Colonial Secretary Joseph Chamberlain explained to both New South Wales and Natal that these measures – and the issue of discrimination against Chinese and Indian British subjects more generally – would be discussed later that year in London when the colonial Premiers gathered to celebrate the 60th anniversary of Her Majesty Queen Victoria’s accession to the throne. The invitation to join the celebrations was welcomed in Natal as a great compliment to ‘the self-governing Colonies’.[42]
Clearly, explicit race-based legislation would not receive royal assent, so Natal looked to the example of the ‘great Republic of America’ which claimed, like themselves, ‘an absolute right’ ‘if they think fit to place a restriction on the introduction of immigration into their country of persons who are regarded by the community as undesirable immigrants’.[43] In moving the second reading of the Immigration Restriction Bill in the Legislative Assembly, in March 1897, the Premier explained:
The great Republic of America has found it necessary to have recourse to that restriction and I may say generally that the Bill that I now have the honour to submit to this Assembly is founded on the American Act. But it goes one step further. The American Act prohibits the immigration of ... ‘persons who cannot read and write in their own language or in some other language’ (these are the words of the statute) ‘being of the age of sixteen and upwards’.[44]

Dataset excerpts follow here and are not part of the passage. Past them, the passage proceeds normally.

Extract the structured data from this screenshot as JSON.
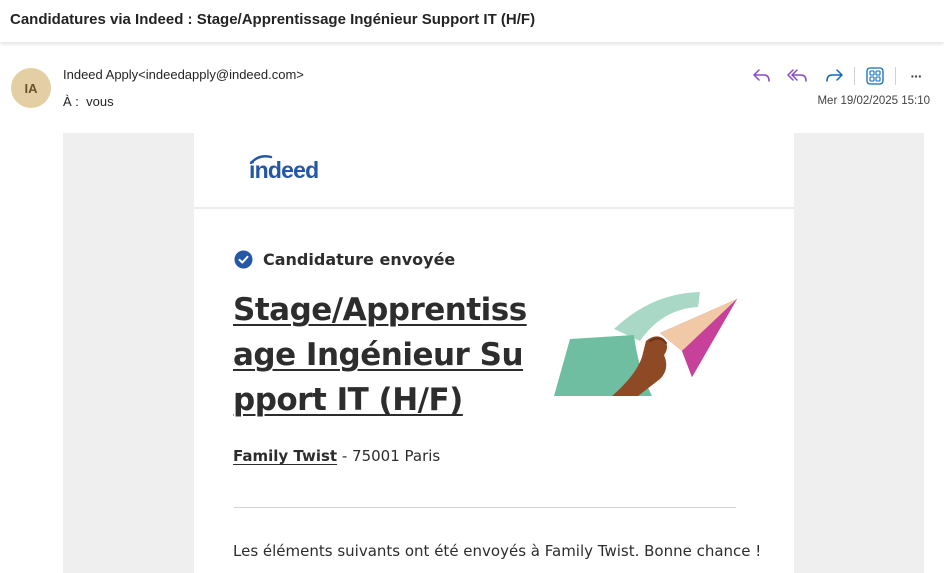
{
  "subject": "Candidatures via Indeed : Stage/Apprentissage Ingénieur Support IT (H/F)",
  "header": {
    "avatar_initials": "IA",
    "sender": "Indeed Apply<indeedapply@indeed.com>",
    "to_label": "À :",
    "to_value": "vous",
    "date": "Mer 19/02/2025 15:10",
    "actions": [
      "reply-icon",
      "reply-all-icon",
      "forward-icon",
      "apps-icon",
      "more-icon"
    ],
    "more_label": "···"
  },
  "email": {
    "logo_text": "indeed",
    "status": "Candidature envoyée",
    "job_title": "Stage/Apprentissage Ingénieur Support IT (H/F)",
    "company": "Family Twist",
    "location_sep": " - ",
    "location": "75001 Paris",
    "body": "Les éléments suivants ont été envoyés à Family Twist. Bonne chance !"
  },
  "colors": {
    "indeed_blue": "#2557a7",
    "action_purple": "#8a4bc9",
    "action_blue": "#0f6cbd",
    "avatar_bg": "#e3cfa3"
  }
}
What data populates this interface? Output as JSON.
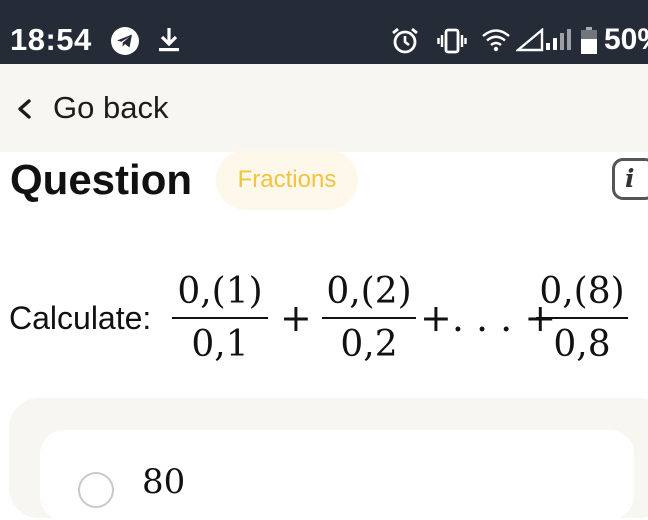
{
  "status_bar": {
    "time": "18:54",
    "battery_text": "50%",
    "icons": [
      "telegram-icon",
      "download-icon",
      "alarm-icon",
      "vibrate-icon",
      "wifi-icon",
      "signal-icon",
      "battery-icon"
    ]
  },
  "header": {
    "back_label": "Go back"
  },
  "question": {
    "title": "Question",
    "tag": "Fractions",
    "info_glyph": "i"
  },
  "expression": {
    "label": "Calculate:",
    "fraction_1": {
      "numerator": "0,(1)",
      "denominator": "0,1"
    },
    "plus": "+",
    "fraction_2": {
      "numerator": "0,(2)",
      "denominator": "0,2"
    },
    "ellipsis_part": "+. . . +",
    "fraction_3": {
      "numerator": "0,(8)",
      "denominator": "0,8"
    }
  },
  "options": [
    {
      "label": "80"
    }
  ],
  "colors": {
    "status_bar_bg": "#262c37",
    "header_bg": "#f7f6f1",
    "tag_bg": "#fdf8ea",
    "tag_text": "#f2c240"
  }
}
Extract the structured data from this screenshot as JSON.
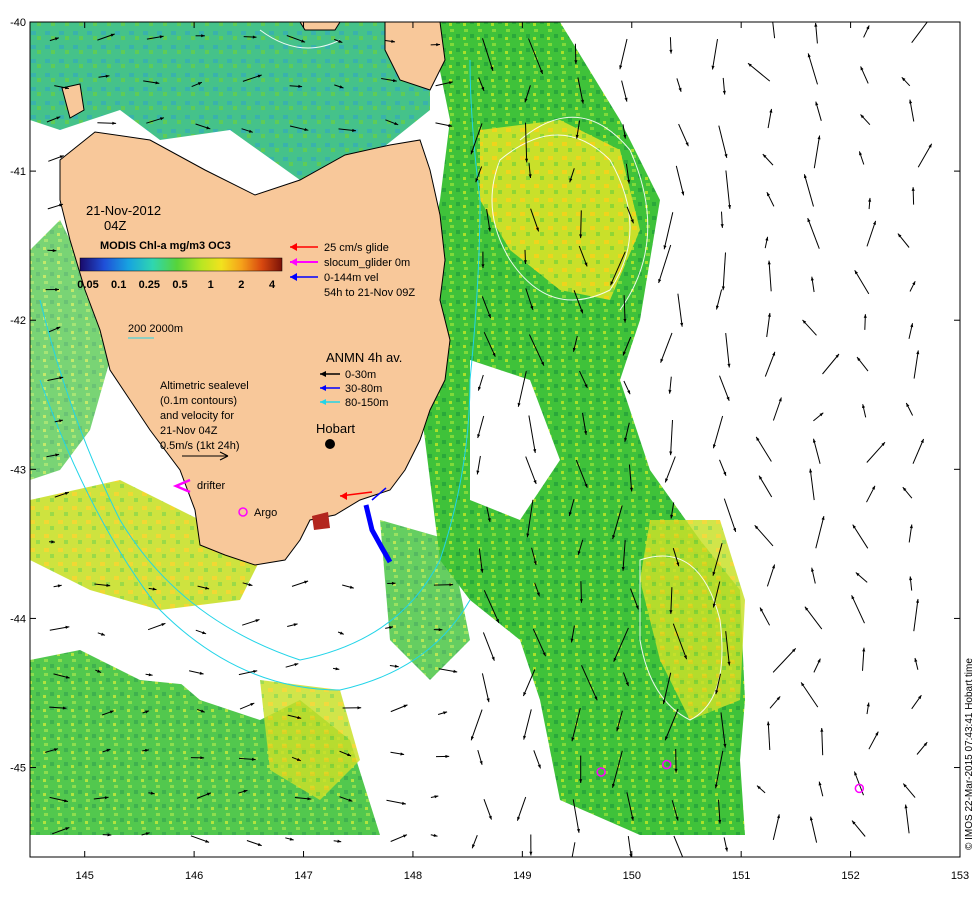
{
  "map": {
    "x_ticks": [
      "145",
      "146",
      "147",
      "148",
      "149",
      "150",
      "151",
      "152",
      "153"
    ],
    "y_ticks": [
      "-40",
      "-41",
      "-42",
      "-43",
      "-44",
      "-45"
    ],
    "lon_range": [
      144.5,
      153
    ],
    "lat_range": [
      -45.6,
      -40
    ],
    "credit": "© IMOS 22-Mar-2015 07:43:41 Hobart time",
    "colors": {
      "land": "#f8c89a",
      "coastline": "#000000",
      "ocean_nodata": "#ffffff",
      "bathy_contour": "#22d4e8",
      "sealevel_contour": "#ffffff",
      "velocity_arrow": "#000000",
      "glider_red": "#ff0000",
      "glider_magenta": "#ff00ff",
      "vel_blue": "#0000ff",
      "argo": "#ff00ff"
    }
  },
  "legend": {
    "date": "21-Nov-2012",
    "time": "04Z",
    "colorbar_title": "MODIS Chl-a mg/m3 OC3",
    "colorbar_ticks": [
      "0.05",
      "0.1",
      "0.25",
      "0.5",
      "1",
      "2",
      "4"
    ],
    "bathy_label": "200  2000m",
    "altimetry_lines": [
      "Altimetric sealevel",
      "(0.1m contours)",
      "and velocity for",
      "21-Nov 04Z",
      "0.5m/s (1kt 24h)"
    ],
    "drifter_label": "drifter",
    "argo_label": "Argo",
    "glider_lines": [
      "25 cm/s glide",
      "slocum_glider 0m",
      "0-144m vel",
      "54h to 21-Nov 09Z"
    ],
    "anmn_title": "ANMN 4h av.",
    "anmn_lines": [
      "0-30m",
      "30-80m",
      "80-150m"
    ],
    "city_label": "Hobart"
  },
  "chart_data": {
    "type": "map",
    "argo_floats": [
      {
        "lon": 149.72,
        "lat": -45.03
      },
      {
        "lon": 150.32,
        "lat": -44.98
      },
      {
        "lon": 152.08,
        "lat": -45.14
      }
    ],
    "hobart": {
      "lon": 147.33,
      "lat": -42.88
    }
  }
}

The Premier explained further that the Natal legislation had to ‘go one step further than the American Bill’ because the persons whom Natal desired to exclude were ‘perfectly well able to read and write in their own language’. The Natal Bill stipulated that if prospective immigrants were
unable to satisfy the immigration officer that they can read and write in the English language in the form prescribed by the Bill – a form that will not admit of any evasion – that if persons are unable to comply with that educational test it will be competent for the Government of this country, through the proper officers, to exclude those people from forming part and parcel of this community’.[45]
The final legislation actually specified that the application must be written in ‘any European language’, both to avoid discouraging other European immigrants and causing offence to Britain’s European allies.
Several members of the Natal Legislative Assembly had objected to the provision for a literacy test because, on the one hand, ‘the wily Hindoo’ could certainly circumvent such a requirement, while on the other, it would prevent otherwise excellent European colonists from immigrating to Natal. Some argued, as they would also argue in Australia, that it was more becoming to white men to speak honestly about their intentions and forget about Colonial Office objections on behalf of coloured British subjects, for ‘the idea of the British subject was fading more and more every year’. It was also suggested that the American precedent was inappropriate because their legislation was thought to be directed at lower class Europeans. Rather, some politicians urged, Natal should follow her ‘sister colony’ of New South Wales and join them in presenting a united front to the Colonial Office on the particular matter of ‘Asiatic immigration’.
In the event, the Bill ‘founded on the American Act’ was passed with few dissenting voices and would thence be recommended by Secretary of State Joseph Chamberlain as a model to the Australians in 1901.